I was riding with my friend Jeremy, who had arrived shortly after me, he had stayed in a local hotel as it’s a three and half hour drive from Devon. Soon we were at the start line ready to go and listening to the important rider briefing.
It was dry and overcast with a chilly breeze in the air as we left the aerodrome. It wasn’t long before we had warmed up and were riding along quiet hedgerow lined lanes in the gently rolling countryside, through villages lined with stone buildings and quaint thatched cottages.
As we approached Silverstone (the village not the racetrack) a lovely 1961 Bentley S2 Continental ‘Flying Spur’ gracefully rolled past us in the opposite direction.
The first feed station was a welcome sight at the 37 mile mark, my feet were rather cold by this stage. Even though the stop had allowed my feet to warm up it was still overcast, but there were some promising looking patches of blue appearing in the sky. Although unfortunately it was not quite warm enough to pack away the windproof jacket.
As we left the feed station behind us we spotted the Hellidon Radio Tower on the horizon, over the next few miles it grew larger and larger until, close to the Warwickshire border, we turned left and past it as we headed south.

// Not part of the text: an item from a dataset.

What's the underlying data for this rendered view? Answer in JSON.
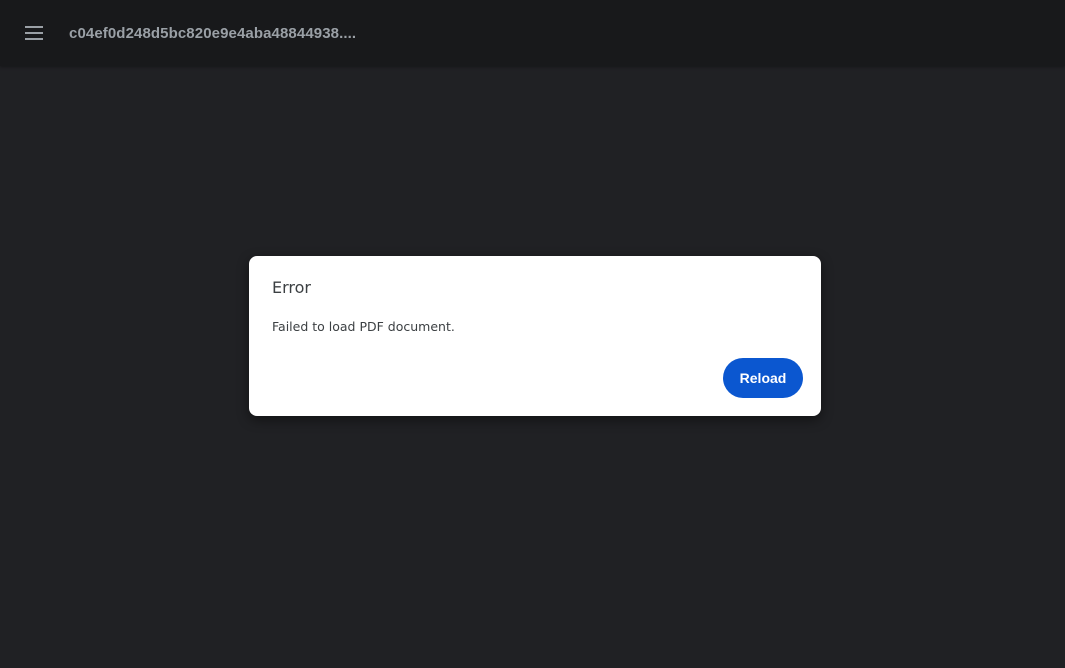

Rounding the radio tower had turned us into the wind, whilst this made it slightly harder to cycle the wind was doing a fantastic job of blowing the clouds away. By the time we reached the second feed station at Chipping Warden there was more blue in the sky than cloud and the sun was shining. Time to pack away the windproof, although I kept the arm warmers on.
Both feed stations were well stocked with energy drinks, water and plenty of food available. The flapjack and jelly beans are a staple of my cycling diet, as I prefer them to gels. I was particularly impressed with the choice of Sea Salt and Balsamic Vinegar Jacob’s Cracker Crisps as an excellent idea to help riders replace sodium/salt lost through sweat on the ride.
From feed station two it was a gentle 16 miles to the finish line in gorgeous sunshine and at times not a cloud in the sky.
We crossed the finish line with a cycling time of 5 hours and 31 minutes, not our fastest pace but we both have a 100 mile sportive next weekend and I have my London to Paris ride at the end of the month. So it’s more about endurance and time in the saddle than outright pace.